10 November 2009
Posted by Ryan Anderson
In case you were wondering, the title of this post is the name of a short story by Arthur C Clarke in which solar sail-powered spaceships race each other around the moon.
Ok, that’s cool, but why do I bring this up? Because the Planetary Society is going to be launching a solar sail spacecraft in about a year! An anonymous donor contributed enough money to jump-start the program. The Society had a previous solar sail spacecraft attempt, but the Russian rocket it rode to space malfunctioned and instead of sailing through space, Cosmos 1 ended up in the Bering sea.
Solar sails are a very cool idea, but they have never been tested before, even by NASA. They work because sunlight is capable of transferring momentum, particularly to shiny surfaces, so a solar sail spacecraft just extends it giant silvered wings and hitches a ride on sunlight. It’s a “free” form of propulsion that could be used to accelerate probes without the need to launch heavy rockets and fuel tanks.
Needless to say, people at the Planetary Society are pretty excited about this opportunity to make space exploration history. To read more about the mission, check out this New York Times science article.
(PS – did you remember to vote for my article about MSL over at scientificblogging.com? You can vote daily until the 23rd!)
Wait, why can light transfer momentum to shiny surfaces particularly well? I’m assuming the answer is something like “magic!” Is it because less light is converted to heat? (Argh! light having momentum makes my brain hurt… what happens to the light once it transfers momentum? Can’t it only transfer momentum by slowing down? And can’t it only have momentum because it’s traveling the speed of light?)

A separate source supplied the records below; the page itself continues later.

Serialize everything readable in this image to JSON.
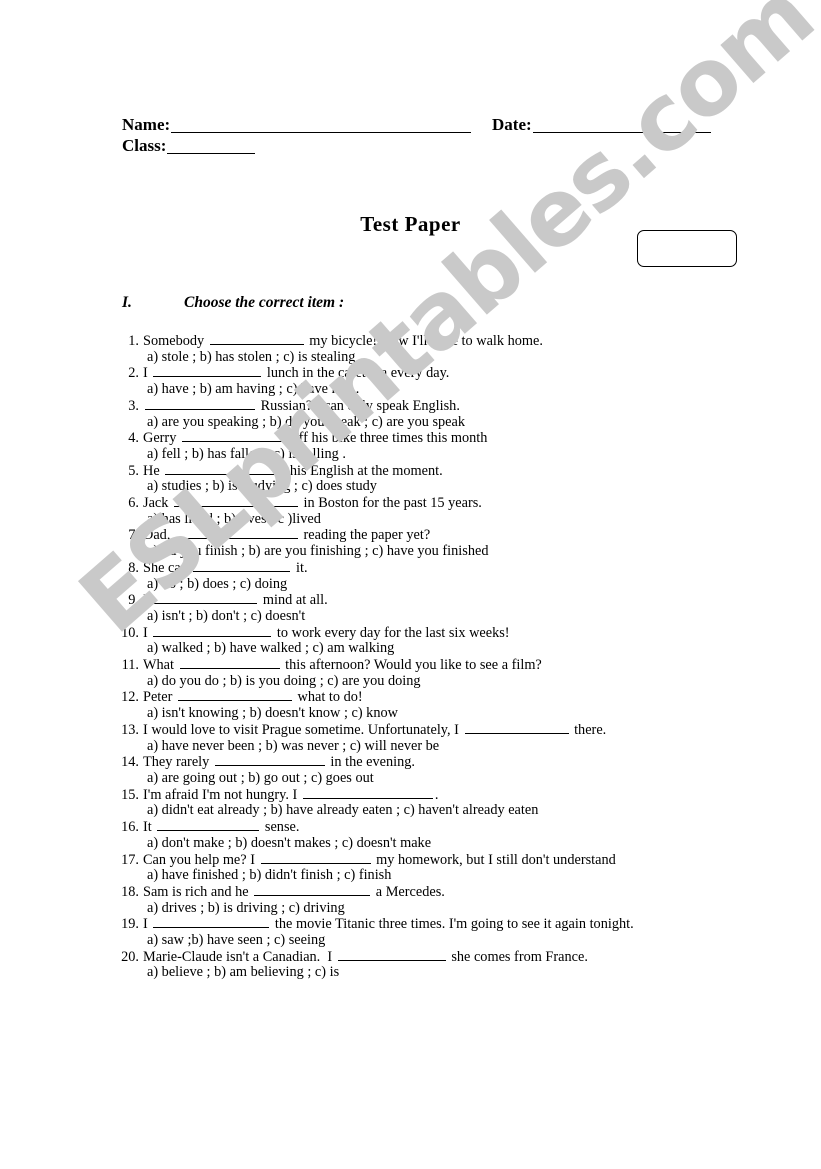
{
  "watermark": {
    "text": "ESLprintables.com",
    "color": "#c9c9c9"
  },
  "header": {
    "name_label": "Name:",
    "class_label": "Class:",
    "date_label": "Date:",
    "name_value": "",
    "class_value": "",
    "date_value": ""
  },
  "title": "Test  Paper",
  "score_box": {
    "value": ""
  },
  "section": {
    "number": "I.",
    "heading": "Choose the correct item :"
  },
  "questions": [
    {
      "num": "1.",
      "pre": "Somebody",
      "blank": 94,
      "post": "my bicycle! Now I'll have to walk home.",
      "options": "a) stole ; b) has stolen ; c) is stealing ."
    },
    {
      "num": "2.",
      "pre": "I",
      "blank": 108,
      "post": "lunch in the cafeteria every day.",
      "options": "a) have ; b) am having ; c) have had ."
    },
    {
      "num": "3.",
      "pre": "",
      "blank": 110,
      "post": "Russian? I can only speak English.",
      "options": "a) are you speaking ; b) do you speak ; c) are you speak"
    },
    {
      "num": "4.",
      "pre": "Gerry",
      "blank": 104,
      "post": "off his bike three times this month",
      "options": "a) fell ; b) has fallen ; c) is falling ."
    },
    {
      "num": "5.",
      "pre": "He",
      "blank": 119,
      "post": "his English at the moment.",
      "options": "a) studies ; b) is studying ; c) does study"
    },
    {
      "num": "6.",
      "pre": "Jack",
      "blank": 124,
      "post": "in Boston for the past 15 years.",
      "options": "a) has lived ; b) lives ; c )lived"
    },
    {
      "num": "7.",
      "pre": "Dad,",
      "blank": 122,
      "post": "reading the paper yet?",
      "options": "a)did you finish ; b) are you finishing ; c) have you finished"
    },
    {
      "num": "8.",
      "pre": "She can",
      "blank": 97,
      "post": "it.",
      "options": "a) do ; b) does ; c) doing"
    },
    {
      "num": "9.",
      "pre": "I",
      "blank": 104,
      "post": "mind at all.",
      "options": "a) isn't ; b) don't ; c) doesn't"
    },
    {
      "num": "10.",
      "pre": "I",
      "blank": 118,
      "post": "to work every day for the last six weeks!",
      "options": "a) walked ; b) have walked ; c) am walking"
    },
    {
      "num": "11.",
      "pre": "What",
      "blank": 100,
      "post": "this afternoon? Would you like to see a film?",
      "options": "a) do you do ; b) is you doing ; c) are you doing"
    },
    {
      "num": "12.",
      "pre": "Peter",
      "blank": 114,
      "post": "what to do!",
      "options": "a) isn't knowing ; b) doesn't know ; c) know"
    },
    {
      "num": "13.",
      "pre": "I would love to visit Prague sometime. Unfortunately, I",
      "blank": 104,
      "post": "there.",
      "options": "a) have never been ; b) was never ; c) will never be"
    },
    {
      "num": "14.",
      "pre": "They rarely",
      "blank": 110,
      "post": "in the evening.",
      "options": "a) are going out ;  b) go out ; c) goes out"
    },
    {
      "num": "15.",
      "pre": "I'm afraid I'm not hungry. I",
      "blank": 130,
      "post": ".",
      "options": "a) didn't eat already ; b) have already eaten ; c) haven't already eaten"
    },
    {
      "num": "16.",
      "pre": "It",
      "blank": 102,
      "post": "sense.",
      "options": "a) don't make ; b) doesn't makes ; c) doesn't make"
    },
    {
      "num": "17.",
      "pre": "Can you help me? I",
      "blank": 110,
      "post": "my homework, but I still don't understand",
      "options": "a) have finished ; b) didn't finish ; c) finish"
    },
    {
      "num": "18.",
      "pre": "Sam is rich and he",
      "blank": 116,
      "post": "a Mercedes.",
      "options": "a) drives ; b) is driving ; c) driving"
    },
    {
      "num": "19.",
      "pre": "I",
      "blank": 116,
      "post": "the movie Titanic three times. I'm going to see it again tonight.",
      "options": "a) saw ;b) have seen ; c) seeing"
    },
    {
      "num": "20.",
      "pre": "Marie-Claude isn't a Canadian.  I",
      "blank": 108,
      "post": "she comes from France.",
      "options": "a) believe ; b) am believing ; c) is"
    }
  ]
}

It’s because instead of being absorbed, it is reflected. If you picture a photon with momentum p, when it is absorbed, the photon’s change in momentum is -p. And so the reflective surface gains a momentum of p to conserve momentum. But if the photon is reflected, it’s change in momentum is -2p, one to stop the photon and one to send it back the direction it came from. So the sail has to gain 2p of momentum so that in the end, the photon is heading backwards with -p and the sail is moving forward with 2p, for a total of p going forward, which is the same as before the photon was reflected.